TAPA offers several advantages over other FPGA accelerations solutions like Intel FPGA SDK for OpenCL and Xilinx Vitis.

Unlike Intel’s approach, which limits kernel instances and communication channels to global variables, TAPA allows for hierarchical designs and easier code sharing among kernels. TAPA also provides clearer visibility of accessed channels for each kernel and enables efficient synthesis of functionally identical kernels.

TAPA overcomes Xilinx Vitis’s limitations by supporting both fine-grained and coarse-grained task parallelism within a unified framework, eliminating the need for separate OpenCL kernels and complex linking processes. TAPA’s stream interfaces are more consistent and generalizable across different granularities of parallelism.

With the TAPA programming model, developers can:

  • Express complex dataflow designs in C++ with a high-level API.

  • Scale the design by composing tasks and streams.

  • Debug the design using standard C++ debugging tools and techniques.

  • Accelerate development with the TAPA compiler’s fast compilation time.

  • Optimize the design for high frequency and resource utilization using RapidStream.

Note

These features collectively contribute to TAPA providing a more flexible, productive, and higher-quality development experience for FPGA programming compared to other solutions.

RapidStream Optimization

The RapidStream backend automatically optimizes TAPA designs for high performance through its partition-and-pipeline optimization:

  • Intelligent Partitioning: RapidStream automatically floorplans the design across the FPGA, achieving balanced resource utilization and reducing local congestion.

  • Pipeline Insertion: RapidStream inserts pipeline registers between tasks to maximize the design frequency and mitigate long-wire delays.

https://github.com/rapidstream-org/doc-figures/blob/main/2.png?raw=true

This dual-pronged approach yields two critical benefits:

  1. Reduced Local Congestion: By spreading logic across the entire FPGA, RapidStream avoids over-utilization hotspots and minimizes local congestion.

  2. Optimized Global Paths: By efficiently pipelining long-distance connections, RapidStream minimizes wire delays and maintains high clock frequency.

Success Stories

Systolic Array Optimization

Without RapidStream, the systolic array design failed to route due to local congestion. By leveraging RapidStream’s partition-and-pipeline optimization, the design was spread across the FPGA, reducing congestion and achieving a target clock period of 3 ns (333 MHz).

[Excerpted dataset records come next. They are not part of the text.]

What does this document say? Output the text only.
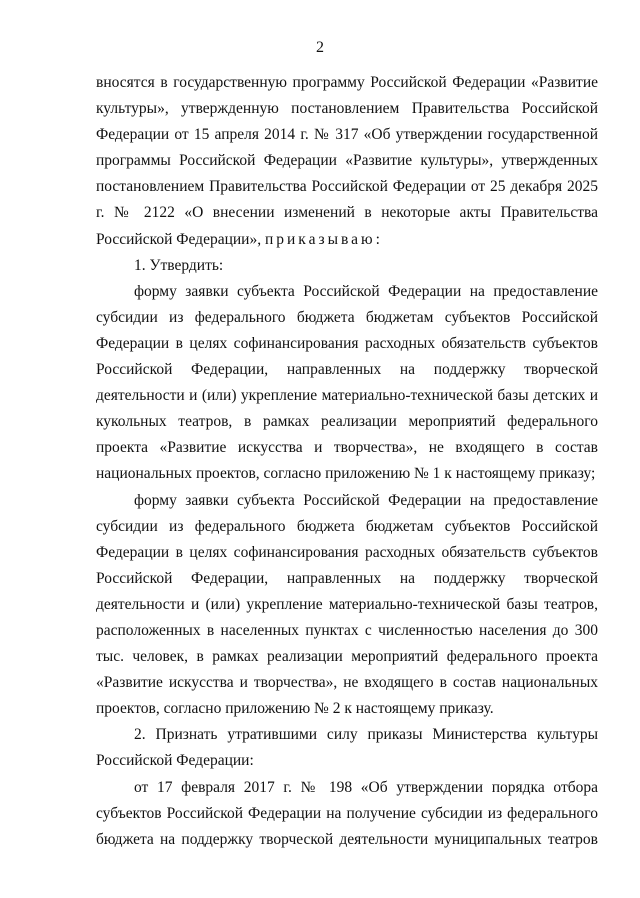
2

вносятся в государственную программу Российской Федерации «Развитие культуры», утвержденную постановлением Правительства Российской Федерации от 15 апреля 2014 г. № 317 «Об утверждении государственной программы Российской Федерации «Развитие культуры», утвержденных постановлением Правительства Российской Федерации от 25 декабря 2025 г. № 2122 «О внесении изменений в некоторые акты Правительства Российской Федерации», приказываю:

1. Утвердить:

форму заявки субъекта Российской Федерации на предоставление субсидии из федерального бюджета бюджетам субъектов Российской Федерации в целях софинансирования расходных обязательств субъектов Российской Федерации, направленных на поддержку творческой деятельности и (или) укрепление материально-технической базы детских и кукольных театров, в рамках реализации мероприятий федерального проекта «Развитие искусства и творчества», не входящего в состав национальных проектов, согласно приложению № 1 к настоящему приказу;

форму заявки субъекта Российской Федерации на предоставление субсидии из федерального бюджета бюджетам субъектов Российской Федерации в целях софинансирования расходных обязательств субъектов Российской Федерации, направленных на поддержку творческой деятельности и (или) укрепление материально-технической базы театров, расположенных в населенных пунктах с численностью населения до 300 тыс. человек, в рамках реализации мероприятий федерального проекта «Развитие искусства и творчества», не входящего в состав национальных проектов, согласно приложению № 2 к настоящему приказу.

2. Признать утратившими силу приказы Министерства культуры Российской Федерации:

от 17 февраля 2017 г. № 198 «Об утверждении порядка отбора субъектов Российской Федерации на получение субсидии из федерального бюджета на поддержку творческой деятельности муниципальных театров
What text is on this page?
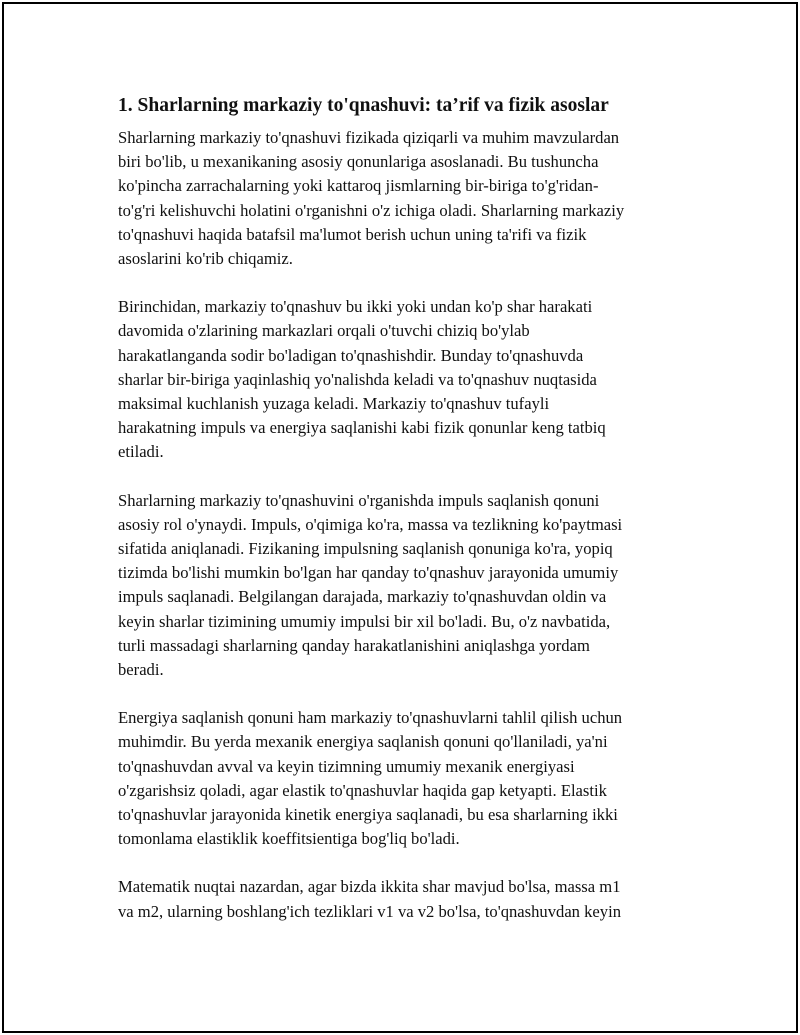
1. Sharlarning markaziy to'qnashuvi: ta’rif va fizik asoslar

Sharlarning markaziy to'qnashuvi fizikada qiziqarli va muhim mavzulardan
biri bo'lib, u mexanikaning asosiy qonunlariga asoslanadi. Bu tushuncha
ko'pincha zarrachalarning yoki kattaroq jismlarning bir-biriga to'g'ridan-
to'g'ri kelishuvchi holatini o'rganishni o'z ichiga oladi. Sharlarning markaziy
to'qnashuvi haqida batafsil ma'lumot berish uchun uning ta'rifi va fizik
asoslarini ko'rib chiqamiz.

Birinchidan, markaziy to'qnashuv bu ikki yoki undan ko'p shar harakati
davomida o'zlarining markazlari orqali o'tuvchi chiziq bo'ylab
harakatlanganda sodir bo'ladigan to'qnashishdir. Bunday to'qnashuvda
sharlar bir-biriga yaqinlashiq yo'nalishda keladi va to'qnashuv nuqtasida
maksimal kuchlanish yuzaga keladi. Markaziy to'qnashuv tufayli
harakatning impuls va energiya saqlanishi kabi fizik qonunlar keng tatbiq
etiladi.

Sharlarning markaziy to'qnashuvini o'rganishda impuls saqlanish qonuni
asosiy rol o'ynaydi. Impuls, o'qimiga ko'ra, massa va tezlikning ko'paytmasi
sifatida aniqlanadi. Fizikaning impulsning saqlanish qonuniga ko'ra, yopiq
tizimda bo'lishi mumkin bo'lgan har qanday to'qnashuv jarayonida umumiy
impuls saqlanadi. Belgilangan darajada, markaziy to'qnashuvdan oldin va
keyin sharlar tizimining umumiy impulsi bir xil bo'ladi. Bu, o'z navbatida,
turli massadagi sharlarning qanday harakatlanishini aniqlashga yordam
beradi.

Energiya saqlanish qonuni ham markaziy to'qnashuvlarni tahlil qilish uchun
muhimdir. Bu yerda mexanik energiya saqlanish qonuni qo'llaniladi, ya'ni
to'qnashuvdan avval va keyin tizimning umumiy mexanik energiyasi
o'zgarishsiz qoladi, agar elastik to'qnashuvlar haqida gap ketyapti. Elastik
to'qnashuvlar jarayonida kinetik energiya saqlanadi, bu esa sharlarning ikki
tomonlama elastiklik koeffitsientiga bog'liq bo'ladi.

Matematik nuqtai nazardan, agar bizda ikkita shar mavjud bo'lsa, massa m1
va m2, ularning boshlang'ich tezliklari v1 va v2 bo'lsa, to'qnashuvdan keyin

https://github.com/rapidstream-org/doc-figures/blob/main/3.png?raw=true

Stencil Design on Xilinx Alveo U280

For the stencil design on U280, routing was failing due to severe congestion, as highlighted in the picture as red areas. By intelligently redistributing the logic and adding pipeline stages to the interconnects using RapidStream, the design improved from routing failure to 250 MHz.

https://github.com/rapidstream-org/doc-figures/blob/main/4.png?raw=true

Summary

RapidStream TAPA is a powerful framework for designing high-frequency FPGA dataflow accelerators. It provides the following key advantages:

  • Rapid Development: TAPA compiler accelerates development with fast compilation times and familiar C++ syntax. It enables 7× faster compilation and 3× faster software simulation than conventional approaches.

  • Expressive API: TAPA compiler provides rich and modern C++ syntax with dedicated constructs for complex memory access patterns and explicit parallelism.

  • Scalability: TAPA compiler scales designs by encapsulating complex dataflow patterns into reusable tasks and streams.

RapidStream optimization further enhances the design performance:

  • High-Frequency Performance: RapidStream optimizes TAPA designs for high frequency, achieving 2× higher frequency on average compared to traditional HLS tools.

  • HBM Optimizations: RapidStream optimizes TAPA designs for HBM-based FPGAs, automating design space exploration and physical optimizations.

Whether you’re working on complex algorithms, data processing pipelines, or custom accelerators, RapidStream TAPA provides the tools and optimizations needed to maximize your FPGA’s potential.